Tuesday, December 22, 2009

The movie "Avatar" from a 14-year-old's perspective

My oldest daughter was invited by some neighbors to go see the movie Avatar this past weekend.

Having heard dubious things about it, I first read some critical reviews. The biggest complaint seemed to be that the movie had a far-left radical agenda which (surprise!) painted humans as evil while plastering eco-conscious labels on the good and green aliens. Well, my daughter is an intelligent young lady well-versed in the green agenda, so I gave her permission to go see the movie.

She came back impressed by the special effects but little else. The highly-touted special effects were, she reported, superb.

The motivation of the humans – to obtain some special rocks for sale, a huge deposit of which was located under a gigantic tree in which the aliens lived – was in question. “What were the rocks used for?” my husband asked, as we all discussed the film the following morning. “In other words, what was the big motivation to get the rocks underneath the alien’s tree?”

My daughter thought for a moment. “I don’t know,” she said. “If they said what made them so valuable, I forget what it was.” We marveled that the movie-makers didn’t deem it important enough to emphasize the motivation, at least enough for a fourteen-year-old to remember.

But she did say something very insightful: “It was as if the humans in the movie forgot WHY they were after the rocks, and the purpose just became to get the rocks because they wanted the rocks, no matter what kind of destruction they had to go through to get them.”

In other words, humans had to be portrayed as selfish greedy creatures with insufficient motivation to blow up this ginormous tree.
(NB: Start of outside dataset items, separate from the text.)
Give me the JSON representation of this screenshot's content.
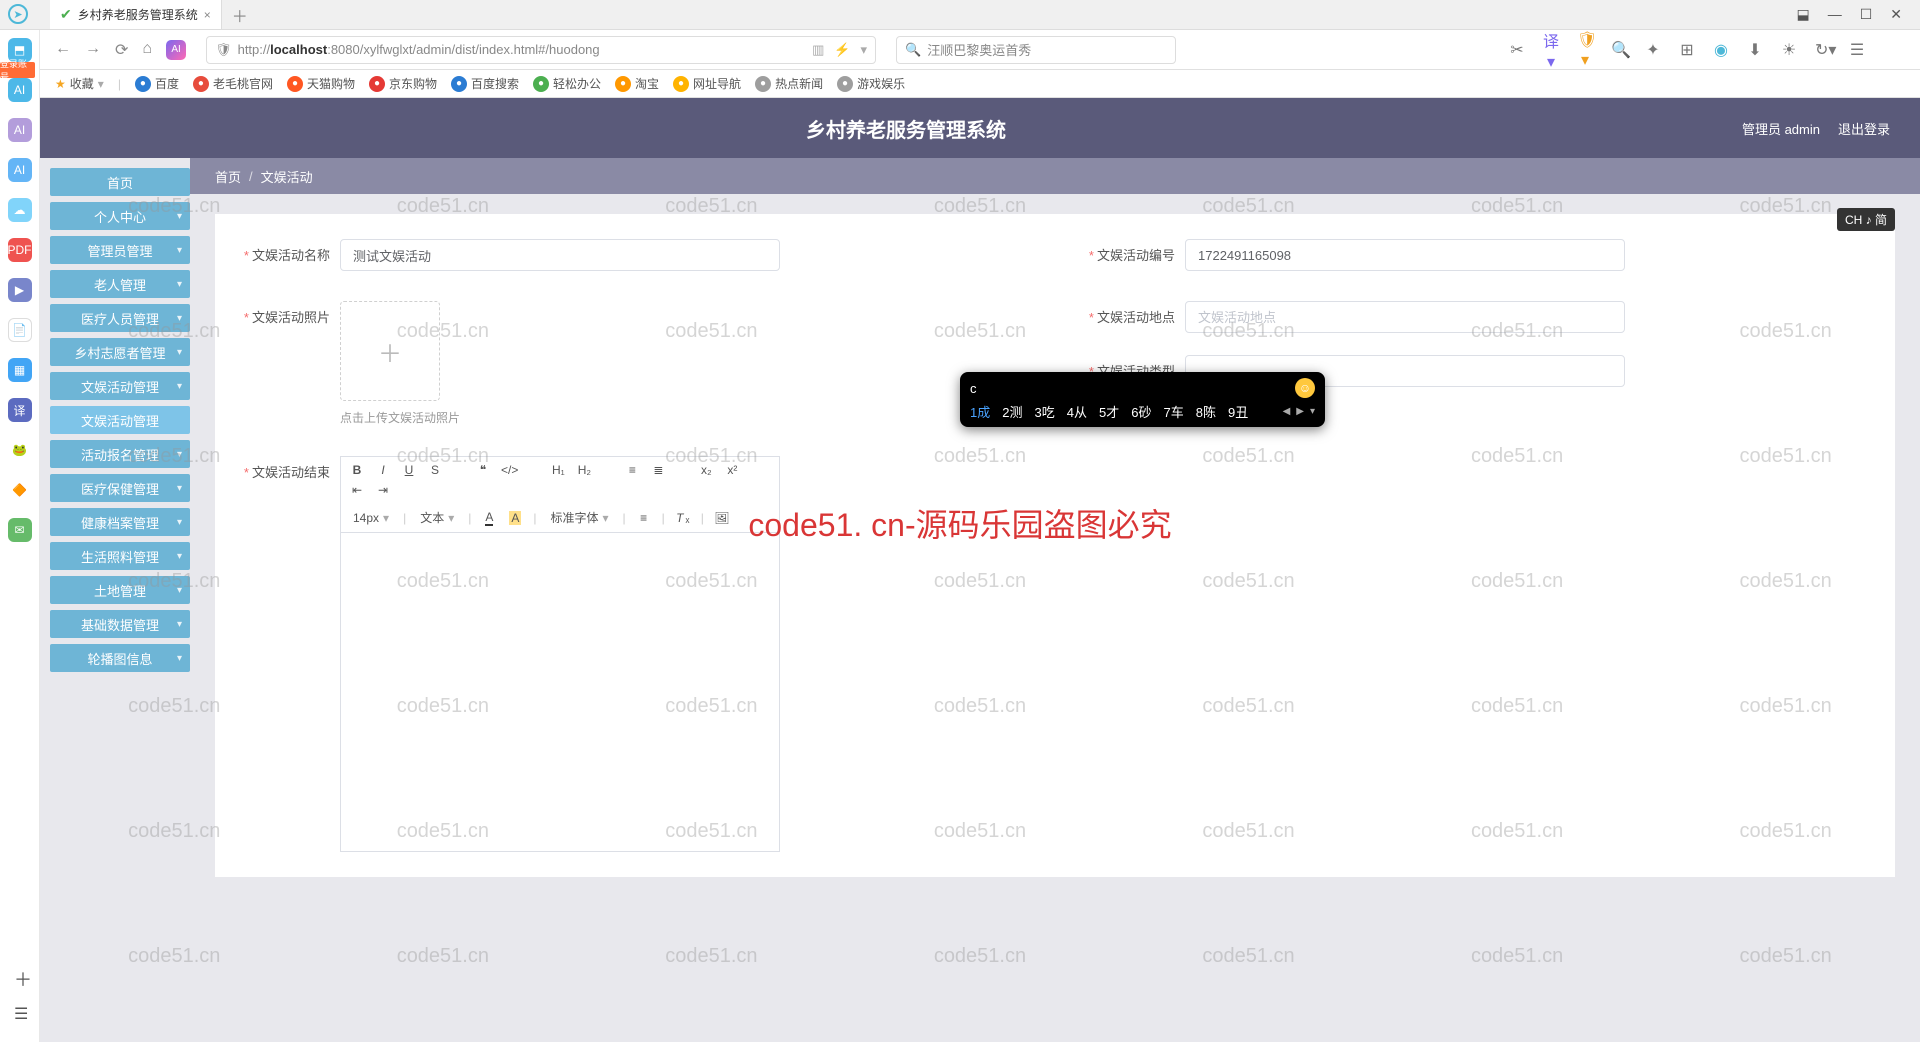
{
  "browser": {
    "tab_title": "乡村养老服务管理系统",
    "url_prefix": "http://",
    "url_host": "localhost",
    "url_port_path": ":8080/xylfwglxt/admin/dist/index.html#/huodong",
    "search_placeholder": "汪顺巴黎奥运首秀",
    "fav_label": "收藏"
  },
  "bookmarks": [
    {
      "label": "百度",
      "color": "#2b7cd3"
    },
    {
      "label": "老毛桃官网",
      "color": "#e74c3c"
    },
    {
      "label": "天猫购物",
      "color": "#ff5722"
    },
    {
      "label": "京东购物",
      "color": "#e53935"
    },
    {
      "label": "百度搜索",
      "color": "#2b7cd3"
    },
    {
      "label": "轻松办公",
      "color": "#4caf50"
    },
    {
      "label": "淘宝",
      "color": "#ff9800"
    },
    {
      "label": "网址导航",
      "color": "#ffb300"
    },
    {
      "label": "热点新闻",
      "color": "#9e9e9e"
    },
    {
      "label": "游戏娱乐",
      "color": "#9e9e9e"
    }
  ],
  "app": {
    "title": "乡村养老服务管理系统",
    "user_label": "管理员 admin",
    "logout": "退出登录"
  },
  "sidebar": [
    {
      "label": "首页",
      "exp": false
    },
    {
      "label": "个人中心",
      "exp": true
    },
    {
      "label": "管理员管理",
      "exp": true
    },
    {
      "label": "老人管理",
      "exp": true
    },
    {
      "label": "医疗人员管理",
      "exp": true
    },
    {
      "label": "乡村志愿者管理",
      "exp": true
    },
    {
      "label": "文娱活动管理",
      "exp": true
    },
    {
      "label": "文娱活动管理",
      "exp": false,
      "sub": true
    },
    {
      "label": "活动报名管理",
      "exp": true
    },
    {
      "label": "医疗保健管理",
      "exp": true
    },
    {
      "label": "健康档案管理",
      "exp": true
    },
    {
      "label": "生活照料管理",
      "exp": true
    },
    {
      "label": "土地管理",
      "exp": true
    },
    {
      "label": "基础数据管理",
      "exp": true
    },
    {
      "label": "轮播图信息",
      "exp": true
    }
  ],
  "breadcrumb": {
    "home": "首页",
    "current": "文娱活动"
  },
  "form": {
    "name_label": "文娱活动名称",
    "name_value": "测试文娱活动",
    "code_label": "文娱活动编号",
    "code_value": "1722491165098",
    "location_label": "文娱活动地点",
    "location_placeholder": "文娱活动地点",
    "photo_label": "文娱活动照片",
    "photo_hint": "点击上传文娱活动照片",
    "type_label": "文娱活动类型",
    "result_label": "文娱活动结束"
  },
  "editor": {
    "font_size": "14px",
    "block": "文本",
    "font": "标准字体"
  },
  "ime": {
    "input": "c",
    "candidates": [
      {
        "n": "1",
        "t": "成"
      },
      {
        "n": "2",
        "t": "测"
      },
      {
        "n": "3",
        "t": "吃"
      },
      {
        "n": "4",
        "t": "从"
      },
      {
        "n": "5",
        "t": "才"
      },
      {
        "n": "6",
        "t": "砂"
      },
      {
        "n": "7",
        "t": "车"
      },
      {
        "n": "8",
        "t": "陈"
      },
      {
        "n": "9",
        "t": "丑"
      }
    ]
  },
  "ime_badge": "CH ♪ 简",
  "watermark": "code51.cn",
  "watermark_center": "code51. cn-源码乐园盗图必究",
  "red_tag": "登录账号"
}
They wanted the rocks just because they wanted the rocks, nothing more.

She told us the aliens rode horse-like creatures and flew on pterodactyl-like animals.

“How clever of the movie-makers,” I commented, “to provide the aliens with green, eco-conscious means of transportation. No need to burn that evil awful oil in order to fly.”
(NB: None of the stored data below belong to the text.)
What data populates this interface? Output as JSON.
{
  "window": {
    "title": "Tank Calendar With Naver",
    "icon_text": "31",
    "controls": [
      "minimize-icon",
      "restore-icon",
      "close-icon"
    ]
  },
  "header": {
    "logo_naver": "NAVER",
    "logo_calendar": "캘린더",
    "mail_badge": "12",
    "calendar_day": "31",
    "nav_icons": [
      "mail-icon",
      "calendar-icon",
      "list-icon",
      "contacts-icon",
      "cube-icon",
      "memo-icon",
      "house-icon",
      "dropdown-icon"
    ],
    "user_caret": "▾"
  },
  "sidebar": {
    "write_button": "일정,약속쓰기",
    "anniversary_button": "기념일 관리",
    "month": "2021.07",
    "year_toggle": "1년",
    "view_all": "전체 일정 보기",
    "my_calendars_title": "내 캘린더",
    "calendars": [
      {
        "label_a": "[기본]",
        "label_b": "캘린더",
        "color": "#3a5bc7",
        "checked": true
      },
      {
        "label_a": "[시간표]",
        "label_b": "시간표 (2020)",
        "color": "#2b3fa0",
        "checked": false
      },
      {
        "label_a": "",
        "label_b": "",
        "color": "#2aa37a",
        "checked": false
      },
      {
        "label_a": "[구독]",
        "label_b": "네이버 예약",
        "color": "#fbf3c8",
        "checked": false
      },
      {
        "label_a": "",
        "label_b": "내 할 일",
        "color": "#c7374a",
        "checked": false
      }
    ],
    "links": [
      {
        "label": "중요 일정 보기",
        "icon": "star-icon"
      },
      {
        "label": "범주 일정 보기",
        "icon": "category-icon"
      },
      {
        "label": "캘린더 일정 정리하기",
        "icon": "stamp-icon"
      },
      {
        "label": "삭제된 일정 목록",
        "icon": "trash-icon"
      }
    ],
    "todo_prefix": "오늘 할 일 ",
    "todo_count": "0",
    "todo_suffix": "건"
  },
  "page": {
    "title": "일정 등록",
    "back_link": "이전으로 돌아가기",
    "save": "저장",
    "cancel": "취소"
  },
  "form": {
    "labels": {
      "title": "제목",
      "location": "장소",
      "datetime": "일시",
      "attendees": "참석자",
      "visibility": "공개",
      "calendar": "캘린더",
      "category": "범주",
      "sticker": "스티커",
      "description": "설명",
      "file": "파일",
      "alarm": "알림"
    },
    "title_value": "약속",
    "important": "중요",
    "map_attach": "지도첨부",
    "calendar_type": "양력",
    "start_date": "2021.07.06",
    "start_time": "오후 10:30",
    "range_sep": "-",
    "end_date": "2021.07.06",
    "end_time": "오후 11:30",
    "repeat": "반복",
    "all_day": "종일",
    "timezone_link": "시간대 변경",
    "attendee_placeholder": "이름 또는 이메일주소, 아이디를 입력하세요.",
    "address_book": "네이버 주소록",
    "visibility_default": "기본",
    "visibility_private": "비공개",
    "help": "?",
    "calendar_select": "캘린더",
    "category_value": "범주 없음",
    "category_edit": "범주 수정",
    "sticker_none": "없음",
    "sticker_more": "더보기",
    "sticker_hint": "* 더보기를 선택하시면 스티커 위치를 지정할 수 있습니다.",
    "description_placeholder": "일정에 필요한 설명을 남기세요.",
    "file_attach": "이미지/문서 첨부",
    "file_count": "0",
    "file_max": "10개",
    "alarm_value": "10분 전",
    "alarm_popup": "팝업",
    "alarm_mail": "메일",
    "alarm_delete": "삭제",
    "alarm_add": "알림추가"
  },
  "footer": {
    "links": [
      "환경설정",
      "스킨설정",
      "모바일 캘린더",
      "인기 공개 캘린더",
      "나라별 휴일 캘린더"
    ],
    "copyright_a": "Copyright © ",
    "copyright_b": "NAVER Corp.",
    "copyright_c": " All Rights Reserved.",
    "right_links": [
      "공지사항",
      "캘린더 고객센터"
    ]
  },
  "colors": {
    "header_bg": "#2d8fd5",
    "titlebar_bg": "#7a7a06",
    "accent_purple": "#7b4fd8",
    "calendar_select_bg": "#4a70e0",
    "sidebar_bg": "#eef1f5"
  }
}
Our daughter said the ground on the alien planet would light up as they walked on it. “Aha!” I said. “No need for evil awful power companies to provide electricity – it’s all natural on Pandora! Amazing!”
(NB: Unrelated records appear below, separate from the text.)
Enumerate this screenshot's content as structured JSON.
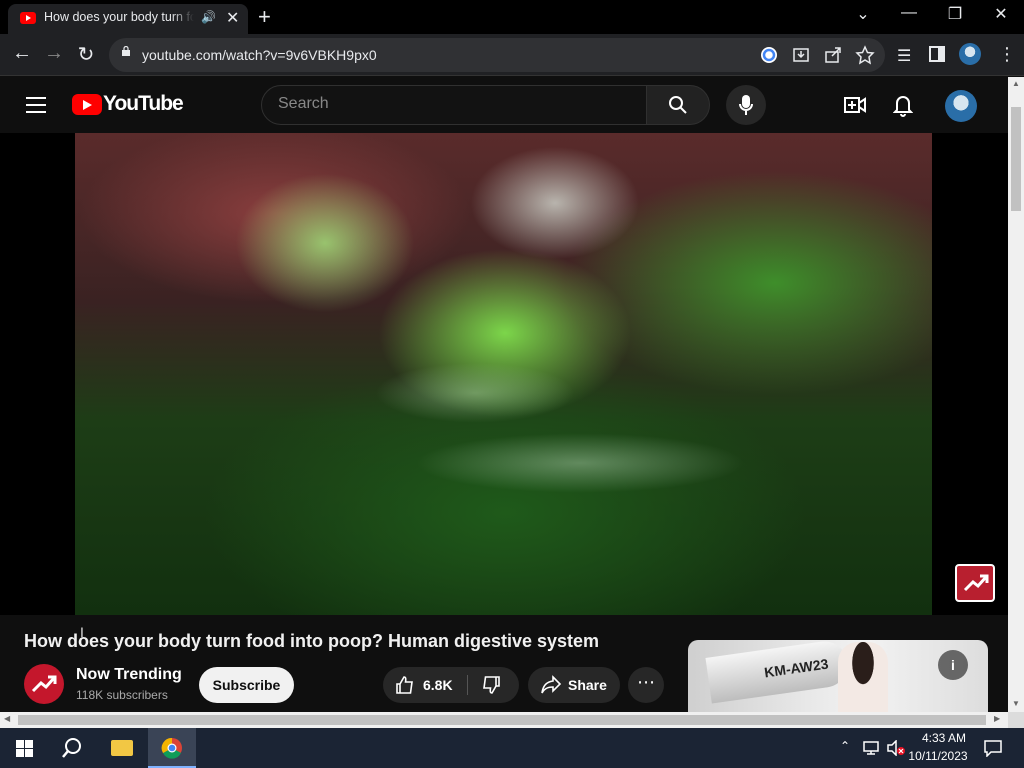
{
  "browser": {
    "tab_title": "How does your body turn food into poop? Human digestive system",
    "url": "youtube.com/watch?v=9v6VBKH9px0",
    "icons": [
      "back-icon",
      "forward-icon",
      "reload-icon",
      "lock-icon",
      "google-icon",
      "install-icon",
      "share-icon",
      "star-icon",
      "media-control-icon",
      "side-panel-icon",
      "profile-icon",
      "menu-icon"
    ]
  },
  "youtube": {
    "logo_text": "YouTube",
    "search_placeholder": "Search",
    "accent_color": "#ff0000"
  },
  "video": {
    "title": "How does your body turn food into poop? Human digestive system",
    "channel_name": "Now Trending",
    "subscribers": "118K subscribers",
    "subscribe_label": "Subscribe",
    "likes": "6.8K",
    "share_label": "Share",
    "more_label": "⋯"
  },
  "ad": {
    "plane_text": "KM-AW23",
    "info_label": "i"
  },
  "taskbar": {
    "time": "4:33 AM",
    "date": "10/11/2023"
  }
}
“Some people were actually crying” as they came out of the theater, our daughter reported. She looked at them and wondered what kind of gullible fools they were for falling for the kind of bunk the movie represented.

She did acknowledge that the pastoral paradise of the alien’s planet was unparalleled. “I want to live there,” she proclaimed, as we drove past a pristine Lake Coeur d’Alene amid soaring trees and stunning vistas.

Of course, I notice the movie-makers were happy to rake in millions and millions of dollars on the opening weekend of the movie. That, clearly, is their motivation.

When the movie is released on DVD, I guess I’ll have to rent it just to see the special effects. I think I’ll skip past the plot, though.


  1. I had heard the plot/story line was pretty flimsy. Isn't it a wonder how the film industry can so easily overlook their own shortcomings and darkend hearts? With all their money and fame they are still a pitiful lot.

  2. I saw the film too. Like your daughter, I too was impressed by the special effects and graphics, but the critics were right-the plot was cheesy (my uncle likened it to a greenie version of "Dances with Wolves"), and I'm pretty sure that even the most dim-witted of civics students could see that the message of "Avatar" was as red as Communism itself.

    Thanks for posting!!

  3. It was derivative, but kind of fun. I don't usually get too excited about leftist agendas in my entertainment.

    And your daughter's insightful observation that eventually the rocks intrinsically became the object, rather than what they can be used for? - Well, I think that happens rather a lot. In this case, it was simply a commodity. This mining firm was going to sell the rocks to somebody else. Who cares what it's for, as long as the checks keep rolling in, and the company stocks continue to have value? And that's what I think is the message of the film, if there is one: Greed does things to people and changes our values.